Rukh leader Horyn says the Ukrainian people have voted for confederation of independent states, while the Communists argue they voted for a single, unitary nation.

New union sought

"The Ukrainian people expressed the desire to live not just in the union but in a new union," Kravchuk says with typical care. "This union should be called the Union of Sovereign States in which each republic will be an independent state with its own rights; will have the right of free entry and exit from the union; will bear the full responsibility for the circumstances of its own people; and will protect the interests of its people, but not to the detriment of others."

The Ukrainian leader does not conceal that on this point his view diverges from that of the Communist Party leadership, including Mr. Gorbachev. The Soviet leader insists the referendum is an endorsement of a draft union treaty that he claims the republics have already basically agreed to. Kravchuk calls this "serious political exaggeration."

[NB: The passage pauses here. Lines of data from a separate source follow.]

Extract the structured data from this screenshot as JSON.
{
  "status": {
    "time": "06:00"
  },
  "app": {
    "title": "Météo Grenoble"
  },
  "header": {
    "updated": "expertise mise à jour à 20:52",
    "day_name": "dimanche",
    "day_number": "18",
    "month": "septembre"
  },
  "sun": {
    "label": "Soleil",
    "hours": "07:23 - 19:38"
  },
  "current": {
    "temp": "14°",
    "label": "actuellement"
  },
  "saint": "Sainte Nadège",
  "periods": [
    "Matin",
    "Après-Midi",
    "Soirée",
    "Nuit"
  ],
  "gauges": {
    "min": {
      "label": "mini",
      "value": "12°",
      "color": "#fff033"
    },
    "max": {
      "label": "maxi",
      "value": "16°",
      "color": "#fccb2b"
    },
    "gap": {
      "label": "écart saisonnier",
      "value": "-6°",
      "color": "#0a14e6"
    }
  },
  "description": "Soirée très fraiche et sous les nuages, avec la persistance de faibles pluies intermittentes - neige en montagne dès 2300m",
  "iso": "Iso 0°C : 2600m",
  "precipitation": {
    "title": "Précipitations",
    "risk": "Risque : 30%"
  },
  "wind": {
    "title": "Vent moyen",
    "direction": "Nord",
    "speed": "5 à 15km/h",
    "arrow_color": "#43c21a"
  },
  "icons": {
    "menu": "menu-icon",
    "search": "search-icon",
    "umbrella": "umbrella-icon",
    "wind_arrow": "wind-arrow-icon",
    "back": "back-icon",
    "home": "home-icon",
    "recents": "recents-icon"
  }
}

Only the parliaments of the republics have the power to adopt the union treaty, not the president or even the Soviet parliament, Kravchuk insists. And when it comes to the current draft, "the basic clauses of this document do not confirm the principle of sovereignty of states," he asserts, a view shared by Rukh.

Kravchuk points to several examples where the powers of the republics are not clearly established. "Property should belong to the republic, which may delegate it for temporary use [to the central government] but not lose the right to it. But the draft says this in a way that can be interpreted in different ways."

The same is true for taxes, he says, which should be collected solely by republics which in turn give money to the center only to pay for the powers they delegate to it. Joint powers are supposedly exercised through the Soviet Federation Council, which includes heads of all the republics, but "in such a form, it has neither powers nor jurisdiction."

Without absolute legal clarity, "this document can be changed any time or just crossed out, as happened with the first union treaty signed in 1922," he asserts. The Ukrainian parliament will begin its discussion of its own draft in May, Kravchuk says and when that is completed, they will meet with the representatives of other republics. Compromises can be made at that point, he continues, but not "on matters of principle."